Under the heading “A Powder Keg That Is About To Explode”, Giles Whitten in the Times looks at Uzbekistan:

To Rumsfeld, Uzbekistan is the country on Afghanistan’s northern border that helpfully leased a major military base to US forces for its conquest of the Taleban. To discerning travellers for the past six centuries it has been the land of Tamerlane; of silk and saffron and the finest oases between the Pamirs and the Caspian. It is also, in 2004, an astonishing preglasnost relic where democracy, free markets and religious tolerance are if anything more remote than in 1991, the year in which Islam Karimov, deftly but unopposed, promoted himself from General Secretary of the Communist Party of the Uzbek SSR to President of his own new, independent republic.

Karimov has an intense dislike of being judged by the criteria of the international human rights agenda. He would prefer to be left to enjoy a place at the top table of world leaders, to which he has been welcomed because of Uzbekistan’s strategic position at the heart of Central Asia. Since 9/11, with some equivocations, the US has obliged. For opening the Khanabad base to American forces in September 2001 Karimov was rewarded with a full-dress White House reception and US aid worth more than $200 million a year. Renewal of a significant chunk of that aid depends on a decision by the US Secretary of State on whether to certify that Uzbekistan is moving in the right direction on human rights. Colin Powell’s decision, due last month, has been postponed.

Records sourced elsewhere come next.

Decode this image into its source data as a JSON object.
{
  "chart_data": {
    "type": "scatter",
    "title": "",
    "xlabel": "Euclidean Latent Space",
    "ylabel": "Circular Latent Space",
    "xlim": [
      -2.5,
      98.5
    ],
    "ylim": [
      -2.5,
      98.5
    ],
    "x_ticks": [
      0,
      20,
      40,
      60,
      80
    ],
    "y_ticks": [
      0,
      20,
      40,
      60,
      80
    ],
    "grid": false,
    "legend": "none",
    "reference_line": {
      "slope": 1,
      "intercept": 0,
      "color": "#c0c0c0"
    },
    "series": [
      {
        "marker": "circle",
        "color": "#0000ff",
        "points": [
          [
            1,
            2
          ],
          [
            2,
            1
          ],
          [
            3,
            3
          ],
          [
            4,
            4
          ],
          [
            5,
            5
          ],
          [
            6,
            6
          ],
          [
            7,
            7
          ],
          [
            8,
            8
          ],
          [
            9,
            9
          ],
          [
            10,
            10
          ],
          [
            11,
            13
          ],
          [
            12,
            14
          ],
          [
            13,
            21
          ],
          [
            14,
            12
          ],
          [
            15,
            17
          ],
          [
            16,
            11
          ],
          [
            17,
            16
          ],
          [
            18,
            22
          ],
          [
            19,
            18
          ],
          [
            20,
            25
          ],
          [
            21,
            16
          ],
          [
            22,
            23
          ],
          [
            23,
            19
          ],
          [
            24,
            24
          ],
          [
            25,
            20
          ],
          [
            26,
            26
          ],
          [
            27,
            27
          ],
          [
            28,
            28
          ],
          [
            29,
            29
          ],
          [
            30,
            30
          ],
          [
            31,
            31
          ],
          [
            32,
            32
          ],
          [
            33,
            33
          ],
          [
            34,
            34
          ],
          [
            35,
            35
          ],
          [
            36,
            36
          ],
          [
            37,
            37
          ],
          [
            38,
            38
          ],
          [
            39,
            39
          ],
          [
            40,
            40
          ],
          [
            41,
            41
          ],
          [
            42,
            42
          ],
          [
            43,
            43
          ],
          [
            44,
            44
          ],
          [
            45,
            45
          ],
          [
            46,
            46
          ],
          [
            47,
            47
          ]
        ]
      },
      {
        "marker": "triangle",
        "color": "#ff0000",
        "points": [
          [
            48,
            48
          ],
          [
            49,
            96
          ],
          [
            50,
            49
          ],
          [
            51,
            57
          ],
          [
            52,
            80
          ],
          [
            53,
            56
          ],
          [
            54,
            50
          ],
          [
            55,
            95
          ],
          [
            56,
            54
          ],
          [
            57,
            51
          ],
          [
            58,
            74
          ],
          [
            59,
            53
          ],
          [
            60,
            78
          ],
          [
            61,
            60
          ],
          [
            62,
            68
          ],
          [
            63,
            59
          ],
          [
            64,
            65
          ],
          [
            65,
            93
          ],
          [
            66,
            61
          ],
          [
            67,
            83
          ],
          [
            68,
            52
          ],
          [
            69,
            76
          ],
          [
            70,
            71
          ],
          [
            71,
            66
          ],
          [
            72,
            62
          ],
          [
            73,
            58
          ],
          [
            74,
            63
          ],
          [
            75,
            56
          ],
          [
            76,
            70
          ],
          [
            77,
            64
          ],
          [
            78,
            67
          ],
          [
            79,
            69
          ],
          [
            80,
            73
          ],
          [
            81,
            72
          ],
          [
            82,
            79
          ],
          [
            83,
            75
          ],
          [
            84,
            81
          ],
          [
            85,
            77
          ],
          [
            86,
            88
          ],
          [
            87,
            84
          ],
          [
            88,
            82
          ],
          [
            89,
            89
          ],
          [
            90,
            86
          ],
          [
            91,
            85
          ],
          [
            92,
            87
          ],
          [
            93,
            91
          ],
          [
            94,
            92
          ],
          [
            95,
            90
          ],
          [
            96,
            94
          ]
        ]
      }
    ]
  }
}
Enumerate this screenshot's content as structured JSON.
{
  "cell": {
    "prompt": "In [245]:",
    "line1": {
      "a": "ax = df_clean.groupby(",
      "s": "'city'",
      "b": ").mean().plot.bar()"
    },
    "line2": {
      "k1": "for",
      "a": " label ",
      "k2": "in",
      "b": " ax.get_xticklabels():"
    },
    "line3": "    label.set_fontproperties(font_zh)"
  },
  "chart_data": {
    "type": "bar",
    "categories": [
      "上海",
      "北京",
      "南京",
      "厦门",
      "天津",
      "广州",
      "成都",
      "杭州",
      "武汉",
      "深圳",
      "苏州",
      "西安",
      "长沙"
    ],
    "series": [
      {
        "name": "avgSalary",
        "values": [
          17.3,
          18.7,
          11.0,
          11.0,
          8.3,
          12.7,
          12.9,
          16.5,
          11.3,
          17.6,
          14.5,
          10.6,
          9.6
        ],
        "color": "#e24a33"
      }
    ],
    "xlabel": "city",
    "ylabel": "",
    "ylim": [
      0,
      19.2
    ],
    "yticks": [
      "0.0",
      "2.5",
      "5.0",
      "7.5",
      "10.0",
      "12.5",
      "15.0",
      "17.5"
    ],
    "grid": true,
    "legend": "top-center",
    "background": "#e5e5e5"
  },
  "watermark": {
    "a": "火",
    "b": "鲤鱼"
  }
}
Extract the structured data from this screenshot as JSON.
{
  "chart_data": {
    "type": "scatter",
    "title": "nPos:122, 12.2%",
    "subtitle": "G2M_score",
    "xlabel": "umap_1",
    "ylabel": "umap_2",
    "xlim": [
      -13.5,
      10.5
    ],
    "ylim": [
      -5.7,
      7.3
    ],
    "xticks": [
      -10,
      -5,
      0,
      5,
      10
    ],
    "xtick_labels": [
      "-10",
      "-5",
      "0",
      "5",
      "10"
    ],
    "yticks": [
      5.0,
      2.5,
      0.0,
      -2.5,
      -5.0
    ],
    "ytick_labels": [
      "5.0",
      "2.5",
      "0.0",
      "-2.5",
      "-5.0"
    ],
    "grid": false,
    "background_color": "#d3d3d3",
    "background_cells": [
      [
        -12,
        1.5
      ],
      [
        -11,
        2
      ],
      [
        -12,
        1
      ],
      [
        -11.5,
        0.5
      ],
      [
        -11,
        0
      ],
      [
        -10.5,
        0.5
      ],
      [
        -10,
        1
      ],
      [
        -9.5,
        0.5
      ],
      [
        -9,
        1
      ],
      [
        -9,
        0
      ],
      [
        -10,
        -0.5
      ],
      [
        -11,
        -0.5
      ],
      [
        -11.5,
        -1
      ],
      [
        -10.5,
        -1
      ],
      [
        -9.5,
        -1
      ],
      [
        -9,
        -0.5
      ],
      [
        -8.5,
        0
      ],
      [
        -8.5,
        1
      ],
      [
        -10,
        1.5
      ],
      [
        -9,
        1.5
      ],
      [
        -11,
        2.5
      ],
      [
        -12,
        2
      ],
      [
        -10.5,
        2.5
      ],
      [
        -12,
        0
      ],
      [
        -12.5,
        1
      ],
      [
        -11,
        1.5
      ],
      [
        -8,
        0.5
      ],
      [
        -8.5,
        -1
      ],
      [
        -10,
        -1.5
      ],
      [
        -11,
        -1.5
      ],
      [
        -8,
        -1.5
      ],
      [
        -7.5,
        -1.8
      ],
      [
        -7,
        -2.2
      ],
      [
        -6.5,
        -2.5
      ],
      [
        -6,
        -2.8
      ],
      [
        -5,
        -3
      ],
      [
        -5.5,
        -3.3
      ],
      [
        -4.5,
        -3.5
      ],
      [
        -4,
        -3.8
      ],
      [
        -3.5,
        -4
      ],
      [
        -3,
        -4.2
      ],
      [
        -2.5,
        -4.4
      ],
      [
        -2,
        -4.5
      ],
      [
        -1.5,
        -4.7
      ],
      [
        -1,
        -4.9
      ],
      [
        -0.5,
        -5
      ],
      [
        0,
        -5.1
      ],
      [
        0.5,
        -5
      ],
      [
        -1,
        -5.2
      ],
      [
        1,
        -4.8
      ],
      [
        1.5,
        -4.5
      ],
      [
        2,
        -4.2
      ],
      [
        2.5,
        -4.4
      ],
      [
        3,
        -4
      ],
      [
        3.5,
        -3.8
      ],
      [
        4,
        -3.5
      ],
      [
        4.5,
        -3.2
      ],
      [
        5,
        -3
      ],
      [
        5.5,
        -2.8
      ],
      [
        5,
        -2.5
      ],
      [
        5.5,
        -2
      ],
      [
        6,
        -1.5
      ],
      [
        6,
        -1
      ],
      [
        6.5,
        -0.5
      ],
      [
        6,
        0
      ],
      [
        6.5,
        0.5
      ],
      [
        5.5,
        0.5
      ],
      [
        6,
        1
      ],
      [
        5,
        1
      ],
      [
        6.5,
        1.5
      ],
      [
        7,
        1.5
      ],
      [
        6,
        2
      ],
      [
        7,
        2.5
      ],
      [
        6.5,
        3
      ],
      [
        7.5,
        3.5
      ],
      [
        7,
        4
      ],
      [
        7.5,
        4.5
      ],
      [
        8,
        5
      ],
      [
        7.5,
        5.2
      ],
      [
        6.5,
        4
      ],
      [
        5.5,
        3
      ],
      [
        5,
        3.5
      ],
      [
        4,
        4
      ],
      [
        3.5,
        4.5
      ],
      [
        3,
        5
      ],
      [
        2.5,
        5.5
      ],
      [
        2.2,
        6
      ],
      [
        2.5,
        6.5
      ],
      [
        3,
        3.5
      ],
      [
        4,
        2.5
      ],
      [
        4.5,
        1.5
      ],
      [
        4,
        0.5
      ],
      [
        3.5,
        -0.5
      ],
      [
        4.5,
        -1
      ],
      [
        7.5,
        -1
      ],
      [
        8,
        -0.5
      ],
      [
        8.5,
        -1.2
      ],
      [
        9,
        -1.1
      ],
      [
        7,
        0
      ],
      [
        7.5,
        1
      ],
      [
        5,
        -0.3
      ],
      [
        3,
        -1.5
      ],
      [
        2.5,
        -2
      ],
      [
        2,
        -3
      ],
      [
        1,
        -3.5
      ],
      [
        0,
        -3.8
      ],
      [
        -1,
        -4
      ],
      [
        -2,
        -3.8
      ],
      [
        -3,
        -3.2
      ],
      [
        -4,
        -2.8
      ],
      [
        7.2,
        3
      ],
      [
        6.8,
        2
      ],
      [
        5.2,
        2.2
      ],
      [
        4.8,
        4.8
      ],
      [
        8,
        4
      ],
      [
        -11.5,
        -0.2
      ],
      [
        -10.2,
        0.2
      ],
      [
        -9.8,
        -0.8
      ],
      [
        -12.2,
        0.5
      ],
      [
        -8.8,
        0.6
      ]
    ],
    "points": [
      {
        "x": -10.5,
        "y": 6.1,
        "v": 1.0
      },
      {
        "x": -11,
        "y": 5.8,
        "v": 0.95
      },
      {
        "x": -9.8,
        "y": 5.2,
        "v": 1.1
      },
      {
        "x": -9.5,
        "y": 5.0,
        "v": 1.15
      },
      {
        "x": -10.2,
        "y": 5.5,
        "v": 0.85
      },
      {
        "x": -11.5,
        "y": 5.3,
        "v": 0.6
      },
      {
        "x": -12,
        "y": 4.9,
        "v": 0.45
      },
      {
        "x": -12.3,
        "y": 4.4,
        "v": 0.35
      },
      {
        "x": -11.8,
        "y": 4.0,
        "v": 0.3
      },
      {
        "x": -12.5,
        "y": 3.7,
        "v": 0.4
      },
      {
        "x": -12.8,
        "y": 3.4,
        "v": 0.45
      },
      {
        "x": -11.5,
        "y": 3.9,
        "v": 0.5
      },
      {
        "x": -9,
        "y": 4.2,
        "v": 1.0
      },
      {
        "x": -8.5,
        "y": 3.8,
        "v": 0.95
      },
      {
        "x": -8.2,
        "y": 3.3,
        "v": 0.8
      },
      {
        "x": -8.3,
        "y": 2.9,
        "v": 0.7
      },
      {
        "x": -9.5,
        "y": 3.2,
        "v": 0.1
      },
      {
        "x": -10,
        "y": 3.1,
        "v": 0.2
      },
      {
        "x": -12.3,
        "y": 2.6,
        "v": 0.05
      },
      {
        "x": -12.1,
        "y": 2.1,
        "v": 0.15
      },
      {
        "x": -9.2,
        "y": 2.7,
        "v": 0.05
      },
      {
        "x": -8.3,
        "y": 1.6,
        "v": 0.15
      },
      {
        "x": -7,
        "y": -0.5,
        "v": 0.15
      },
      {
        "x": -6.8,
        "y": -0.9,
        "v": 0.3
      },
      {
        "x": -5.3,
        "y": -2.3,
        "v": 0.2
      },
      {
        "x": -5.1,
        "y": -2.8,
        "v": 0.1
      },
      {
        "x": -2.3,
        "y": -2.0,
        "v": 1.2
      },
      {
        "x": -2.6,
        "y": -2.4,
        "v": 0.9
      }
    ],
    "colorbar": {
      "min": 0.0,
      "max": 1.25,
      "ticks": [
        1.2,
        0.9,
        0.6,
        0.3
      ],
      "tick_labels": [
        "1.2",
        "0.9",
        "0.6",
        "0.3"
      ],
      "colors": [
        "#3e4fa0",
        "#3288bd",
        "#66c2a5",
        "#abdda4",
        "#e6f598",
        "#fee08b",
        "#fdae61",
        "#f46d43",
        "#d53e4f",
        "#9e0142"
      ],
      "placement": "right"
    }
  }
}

A failure to re-certify Uzbekistan would risk unravelling America’s entire Central Asian strategy, yet the alternative would trigger widespread derision. As Craig Murray, Britain’s Ambassador in Tashkent, told The Times last week: “No reasonable person could argue in good faith that there is any sign of improvement in the human rights situation. It’s still appalling.” […]

President Karimov’s morbid fear of religious fundamentalism is fashionable in the age of al-Qaeda but also deeply Soviet, and Sovietism preserved in aspic is Uzbekistan’s real problem. The country has not survived the past 12 years completely unchanged — Tashkent has its Sheraton; cell phone signals are impressive — but opposition parties are banned, all media is censored and Karimov’s delusions are beginning to rival those of his neighbour, President Saparmurat “Turkmenbashi” Niyazov of Turkmenistan. (In September Karimov’s historical and political writings will reportedly become the core of the Uzbek national curriculum.)

As for the economy, it makes Stalin’s five-year plans look nuanced and enlightened. Over the past two years Karimov has sealed his borders, slapped a 70 per cent tariff on all imports and shut down the bazaars. Soviet-era collective farms are unreformed and pay their workers the equivalent of $2 a month. Technically, private farming is allowed, but those who try it are told what to grow, whom to sell it to and at what price. Last month a Western researcher visited a “private” farm southwest of Tashkent whose “owner” had dared to sell his apples on the open market. He received a ten-year prison sentence while his neighbours were ordered to cut down his apple trees, and did so.

“Miserable poverty combined with a total lack of solidarity is producing a social vacuum,” this researcher said. “And it’s precisely this vacuum that militant Islam is filling.”